Dual experience replay enhanced deep deterministic policy gradient for efficient continuous data sampling.

Teh Noranis Mohd Aris1, Ningning Chen1, Norwati Mustapha1

  • 1Department of Computer Science, Universiti Putra Malaysia, UPM, Serdang, Selangor, Malaysia.

Plos One
|November 11, 2025
PubMed
Summary
This summary is machine-generated.

We introduce TPDEB, a dual experience replay framework for asynchronous distributed reinforcement learning.
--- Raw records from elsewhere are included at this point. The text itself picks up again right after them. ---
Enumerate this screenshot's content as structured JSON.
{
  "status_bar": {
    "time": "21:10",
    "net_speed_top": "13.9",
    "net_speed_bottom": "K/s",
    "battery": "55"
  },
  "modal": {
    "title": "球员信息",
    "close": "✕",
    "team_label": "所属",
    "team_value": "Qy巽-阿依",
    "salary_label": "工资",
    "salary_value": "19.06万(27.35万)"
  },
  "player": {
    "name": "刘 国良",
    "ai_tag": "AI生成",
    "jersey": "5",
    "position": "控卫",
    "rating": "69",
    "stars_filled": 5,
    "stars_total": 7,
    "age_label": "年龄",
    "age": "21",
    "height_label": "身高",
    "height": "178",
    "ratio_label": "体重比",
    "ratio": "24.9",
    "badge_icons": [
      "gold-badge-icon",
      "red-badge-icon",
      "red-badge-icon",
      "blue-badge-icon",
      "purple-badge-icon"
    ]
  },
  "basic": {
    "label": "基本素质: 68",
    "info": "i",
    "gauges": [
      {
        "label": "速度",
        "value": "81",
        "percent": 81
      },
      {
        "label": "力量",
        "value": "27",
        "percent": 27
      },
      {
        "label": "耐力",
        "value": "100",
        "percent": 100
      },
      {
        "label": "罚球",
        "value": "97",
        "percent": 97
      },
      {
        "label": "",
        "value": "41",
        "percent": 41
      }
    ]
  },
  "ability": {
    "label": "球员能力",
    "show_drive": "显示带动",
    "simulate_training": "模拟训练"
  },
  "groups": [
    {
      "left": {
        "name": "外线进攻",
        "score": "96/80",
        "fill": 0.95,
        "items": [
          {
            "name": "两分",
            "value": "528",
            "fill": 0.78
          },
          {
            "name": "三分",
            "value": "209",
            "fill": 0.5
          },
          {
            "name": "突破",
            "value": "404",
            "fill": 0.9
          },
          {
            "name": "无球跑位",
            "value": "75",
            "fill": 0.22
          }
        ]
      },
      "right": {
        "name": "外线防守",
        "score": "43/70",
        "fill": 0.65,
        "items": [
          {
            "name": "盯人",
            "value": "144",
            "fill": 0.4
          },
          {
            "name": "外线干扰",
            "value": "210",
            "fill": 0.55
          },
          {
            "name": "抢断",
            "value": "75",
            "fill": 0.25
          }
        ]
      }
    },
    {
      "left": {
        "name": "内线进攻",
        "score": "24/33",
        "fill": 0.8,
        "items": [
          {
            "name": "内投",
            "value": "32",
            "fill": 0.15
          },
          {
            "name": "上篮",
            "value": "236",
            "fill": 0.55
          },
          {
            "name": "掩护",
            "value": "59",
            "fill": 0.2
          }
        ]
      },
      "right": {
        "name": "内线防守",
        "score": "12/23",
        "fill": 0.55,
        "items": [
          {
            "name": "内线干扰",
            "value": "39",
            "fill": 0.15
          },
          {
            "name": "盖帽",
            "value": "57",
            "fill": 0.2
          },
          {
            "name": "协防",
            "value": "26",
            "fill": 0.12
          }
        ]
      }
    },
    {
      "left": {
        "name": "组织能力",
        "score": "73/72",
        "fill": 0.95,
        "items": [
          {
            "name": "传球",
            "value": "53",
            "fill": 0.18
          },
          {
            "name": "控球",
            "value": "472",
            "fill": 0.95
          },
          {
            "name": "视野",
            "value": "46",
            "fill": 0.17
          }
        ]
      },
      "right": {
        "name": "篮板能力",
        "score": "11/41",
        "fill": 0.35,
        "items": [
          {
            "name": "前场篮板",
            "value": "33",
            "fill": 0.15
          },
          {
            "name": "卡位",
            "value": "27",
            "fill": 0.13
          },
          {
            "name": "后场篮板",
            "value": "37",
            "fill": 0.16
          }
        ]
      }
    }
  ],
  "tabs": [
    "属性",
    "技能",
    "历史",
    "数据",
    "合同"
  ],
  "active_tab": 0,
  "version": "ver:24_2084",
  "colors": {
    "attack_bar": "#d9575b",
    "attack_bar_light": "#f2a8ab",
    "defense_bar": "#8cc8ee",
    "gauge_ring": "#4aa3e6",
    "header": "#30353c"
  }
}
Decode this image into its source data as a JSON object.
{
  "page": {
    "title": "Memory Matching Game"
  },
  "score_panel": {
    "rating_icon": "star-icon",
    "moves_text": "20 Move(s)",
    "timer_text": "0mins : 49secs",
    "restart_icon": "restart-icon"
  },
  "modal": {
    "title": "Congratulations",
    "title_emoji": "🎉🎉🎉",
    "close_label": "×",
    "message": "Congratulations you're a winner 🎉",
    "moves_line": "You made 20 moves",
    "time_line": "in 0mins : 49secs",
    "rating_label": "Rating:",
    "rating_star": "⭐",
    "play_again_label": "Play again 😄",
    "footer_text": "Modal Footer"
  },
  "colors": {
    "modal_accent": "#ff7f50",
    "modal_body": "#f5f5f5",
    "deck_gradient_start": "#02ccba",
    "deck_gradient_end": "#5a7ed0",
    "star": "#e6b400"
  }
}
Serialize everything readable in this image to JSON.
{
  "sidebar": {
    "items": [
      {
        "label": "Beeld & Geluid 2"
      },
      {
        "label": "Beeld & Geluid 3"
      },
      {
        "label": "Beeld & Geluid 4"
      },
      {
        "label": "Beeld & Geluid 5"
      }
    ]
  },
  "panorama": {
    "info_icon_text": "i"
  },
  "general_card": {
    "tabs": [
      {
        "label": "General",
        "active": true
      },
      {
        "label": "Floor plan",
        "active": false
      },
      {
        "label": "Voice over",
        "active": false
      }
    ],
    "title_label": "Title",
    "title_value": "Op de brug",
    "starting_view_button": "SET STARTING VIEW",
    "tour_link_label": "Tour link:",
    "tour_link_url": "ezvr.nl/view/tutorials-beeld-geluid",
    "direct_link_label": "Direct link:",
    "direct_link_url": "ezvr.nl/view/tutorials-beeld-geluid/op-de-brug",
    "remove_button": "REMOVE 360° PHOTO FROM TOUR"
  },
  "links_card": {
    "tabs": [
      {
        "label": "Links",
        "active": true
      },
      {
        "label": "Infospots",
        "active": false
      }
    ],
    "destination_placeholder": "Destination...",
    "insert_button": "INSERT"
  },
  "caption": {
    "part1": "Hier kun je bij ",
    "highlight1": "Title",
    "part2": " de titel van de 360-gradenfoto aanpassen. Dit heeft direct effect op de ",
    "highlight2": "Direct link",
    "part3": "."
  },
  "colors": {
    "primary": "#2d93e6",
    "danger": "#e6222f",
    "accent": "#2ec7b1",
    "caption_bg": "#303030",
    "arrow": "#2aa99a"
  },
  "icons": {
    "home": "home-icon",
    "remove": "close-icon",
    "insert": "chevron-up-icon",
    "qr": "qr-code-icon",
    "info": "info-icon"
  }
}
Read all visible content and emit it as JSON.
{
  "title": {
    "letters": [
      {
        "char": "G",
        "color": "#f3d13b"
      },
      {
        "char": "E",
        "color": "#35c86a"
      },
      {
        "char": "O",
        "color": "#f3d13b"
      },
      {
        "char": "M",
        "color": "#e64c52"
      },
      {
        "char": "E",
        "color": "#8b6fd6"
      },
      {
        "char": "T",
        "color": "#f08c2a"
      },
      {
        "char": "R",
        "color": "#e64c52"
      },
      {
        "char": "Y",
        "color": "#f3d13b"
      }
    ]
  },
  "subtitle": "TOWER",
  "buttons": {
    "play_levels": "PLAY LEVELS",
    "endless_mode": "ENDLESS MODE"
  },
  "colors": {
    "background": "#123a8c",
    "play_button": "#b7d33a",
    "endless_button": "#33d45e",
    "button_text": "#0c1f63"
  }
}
It enhances sample efficiency and policy stability, improving convergence speed and performance in continuous control tasks.

Related Experiment Videos

Area of Science:

  • Artificial Intelligence
  • Machine Learning
  • Robotics

Background:

  • Distributed reinforcement learning (RL) systems face challenges with sample utilization and policy stability due to network delays and asynchronous updates.
  • Existing methods struggle with robust learning under asynchronous conditions, limiting scalability in real-world applications.

Purpose of the Study:

  • To propose TPDEB, a dual experience replay framework designed to improve sample efficiency and policy stability in asynchronous distributed RL.
  • To enhance convergence speed and robustness in continuous control tasks.

Main Methods:

  • TPDEB utilizes a dual-buffer strategy combining standard and prioritized experience replay buffers.
  • It incorporates trajectory-level prioritized sampling for high-value experiences and KL-regularized learning to constrain policy drift.
  • The framework scales parallel actor replicas to collect diverse and redundant experience.

Main Results:

  • TPDEB demonstrated superior convergence speed and final performance compared to baseline distributed RL algorithms on MuJoCo benchmarks.
  • Performance gains were particularly notable under constrained actor-learner bandwidth conditions.
  • Ablation studies confirmed the effectiveness of trajectory-level prioritization and KL-regularization in improving learning.

Conclusions:

  • TPDEB offers a practical and scalable solution for asynchronous distributed reinforcement learning.
  • The dual-buffer approach and specific regularization techniques effectively address limitations in sample utilization and policy instability.
  • This framework significantly advances the robustness and efficiency of RL in complex control tasks.